At a Tourism Industry Association summit in Wellington earlier this week, less than an hour of the morning session was devoted to the importance of the domestic tourism market.
Operators are worried about the lack of marketing and the uncertainty of funding for the $8 billion a year industry.
It is not part of Tourism New Zealand’s remit to market domestically. Instead, its focus is on marketing the country internationally.
But former Tourism NZ boss and current chairman of Hawke’s Bay Tourism George Hickton says domestic tourism remains a crucial part of the economy.
“It is still the largest part of the tourism industry."
It is often missed that it is the domestic tourism sector which starts building the tourism product and where people create tourism experiences, he says.
He told NBR ONLINE funding regional tourism operators like Hawke’s Bay Tourism is tough because half the time is often spent “fighting for your existence, fighting to justify your funding”.
Southland district mayor Frana Cardno is worried about her council's future ability to fund tourism if the government reforms are adopted.
“I think this is a huge threat to our regional tourism, where we put in a lot of money. We have to help those small operators in the Catlins, on Stewart Island, in Fiordland, and yet we may not be able to do that if this new bill goes through.”
Former AA Tourism ceo Peter Blackwell agrees funding was a challenge and believes the industry should look at a number of options, including whether or not to charge international tourists $25 at the border to help fund domestic tourism.
There is no such charge here, but Australia charges its visitors $55 each.
Chris Adams from Miles Media says $120 million was spent on travel and tourism advertising on television last year – 95% of which was telling New Zealanders to travel overseas.
“So there’s really no significant investment in domestic tourism other than from people such as Positively Wellington.
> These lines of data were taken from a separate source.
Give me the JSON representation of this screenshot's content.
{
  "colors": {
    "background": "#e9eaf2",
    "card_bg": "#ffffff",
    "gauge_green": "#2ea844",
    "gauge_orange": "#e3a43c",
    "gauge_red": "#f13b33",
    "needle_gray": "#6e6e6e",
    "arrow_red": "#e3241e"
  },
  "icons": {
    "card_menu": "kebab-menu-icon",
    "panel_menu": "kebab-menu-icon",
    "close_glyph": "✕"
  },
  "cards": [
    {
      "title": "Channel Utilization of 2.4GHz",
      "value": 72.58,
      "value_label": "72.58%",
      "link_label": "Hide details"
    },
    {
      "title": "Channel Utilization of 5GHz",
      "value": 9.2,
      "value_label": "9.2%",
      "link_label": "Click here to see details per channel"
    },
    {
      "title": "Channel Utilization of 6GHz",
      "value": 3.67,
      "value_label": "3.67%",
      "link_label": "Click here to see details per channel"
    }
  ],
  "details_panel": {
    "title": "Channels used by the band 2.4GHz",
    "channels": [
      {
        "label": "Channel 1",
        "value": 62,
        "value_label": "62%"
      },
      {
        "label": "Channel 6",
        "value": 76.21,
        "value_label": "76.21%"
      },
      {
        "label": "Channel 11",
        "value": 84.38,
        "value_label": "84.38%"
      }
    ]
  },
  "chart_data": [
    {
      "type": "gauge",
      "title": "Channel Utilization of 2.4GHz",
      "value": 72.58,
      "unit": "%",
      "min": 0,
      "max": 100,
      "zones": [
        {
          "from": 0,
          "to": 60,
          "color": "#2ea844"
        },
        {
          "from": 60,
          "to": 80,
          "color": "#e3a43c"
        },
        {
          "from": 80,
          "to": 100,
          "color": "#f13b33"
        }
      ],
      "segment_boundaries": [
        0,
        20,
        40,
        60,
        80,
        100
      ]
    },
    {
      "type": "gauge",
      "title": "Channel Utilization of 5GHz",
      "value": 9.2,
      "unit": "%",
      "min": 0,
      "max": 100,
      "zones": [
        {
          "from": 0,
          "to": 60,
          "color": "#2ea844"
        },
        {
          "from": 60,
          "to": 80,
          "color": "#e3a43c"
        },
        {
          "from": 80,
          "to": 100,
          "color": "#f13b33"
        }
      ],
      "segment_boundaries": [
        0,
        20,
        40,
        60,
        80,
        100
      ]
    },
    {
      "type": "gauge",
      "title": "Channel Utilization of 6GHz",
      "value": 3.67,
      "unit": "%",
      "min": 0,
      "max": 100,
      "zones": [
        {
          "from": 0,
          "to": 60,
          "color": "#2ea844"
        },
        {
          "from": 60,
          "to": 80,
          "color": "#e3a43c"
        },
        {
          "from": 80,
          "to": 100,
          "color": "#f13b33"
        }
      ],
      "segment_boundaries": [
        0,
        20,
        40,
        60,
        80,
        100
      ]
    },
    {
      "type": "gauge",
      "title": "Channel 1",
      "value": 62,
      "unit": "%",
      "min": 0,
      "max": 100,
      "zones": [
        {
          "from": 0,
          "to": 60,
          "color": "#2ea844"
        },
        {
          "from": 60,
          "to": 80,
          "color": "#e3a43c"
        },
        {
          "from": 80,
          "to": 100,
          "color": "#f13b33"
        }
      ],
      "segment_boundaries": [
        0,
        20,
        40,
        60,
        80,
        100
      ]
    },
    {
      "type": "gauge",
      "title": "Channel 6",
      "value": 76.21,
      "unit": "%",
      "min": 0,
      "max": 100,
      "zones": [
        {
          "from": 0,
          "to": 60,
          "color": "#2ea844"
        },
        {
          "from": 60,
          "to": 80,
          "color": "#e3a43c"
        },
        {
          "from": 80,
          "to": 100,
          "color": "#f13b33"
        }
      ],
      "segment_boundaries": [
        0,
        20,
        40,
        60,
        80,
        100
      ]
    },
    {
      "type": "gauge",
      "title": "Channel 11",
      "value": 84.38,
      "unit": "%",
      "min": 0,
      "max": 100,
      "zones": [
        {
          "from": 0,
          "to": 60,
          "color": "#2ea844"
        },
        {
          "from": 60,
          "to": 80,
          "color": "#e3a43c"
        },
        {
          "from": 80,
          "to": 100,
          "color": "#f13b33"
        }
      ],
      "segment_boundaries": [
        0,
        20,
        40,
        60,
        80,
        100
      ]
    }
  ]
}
Clearly, we need more activity – we need more co-ordination.”
From what he has seen in markets overseas, co-ordination within the industry is essential.
Nelson-Tasman tourism chief executive Lynda Keene agrees with Mr Hickton that Tourism NZ should not be distracted under current law from its work marketing New Zealand internationally.
However, she says economic domestic wellbeing is just as important as the international economic wellbeing of New Zealand and wants a policy change to enable Tourism NZ to fund domestic marketing.
She believes the best way to increase domestic visitor numbers and marketing is to give the marketing funds directly to regional tourism operators.
Ms Keene says they currently compete "dog-eat-dog style". All they typically need is a minimum investment of $30,000 to achieve huge results.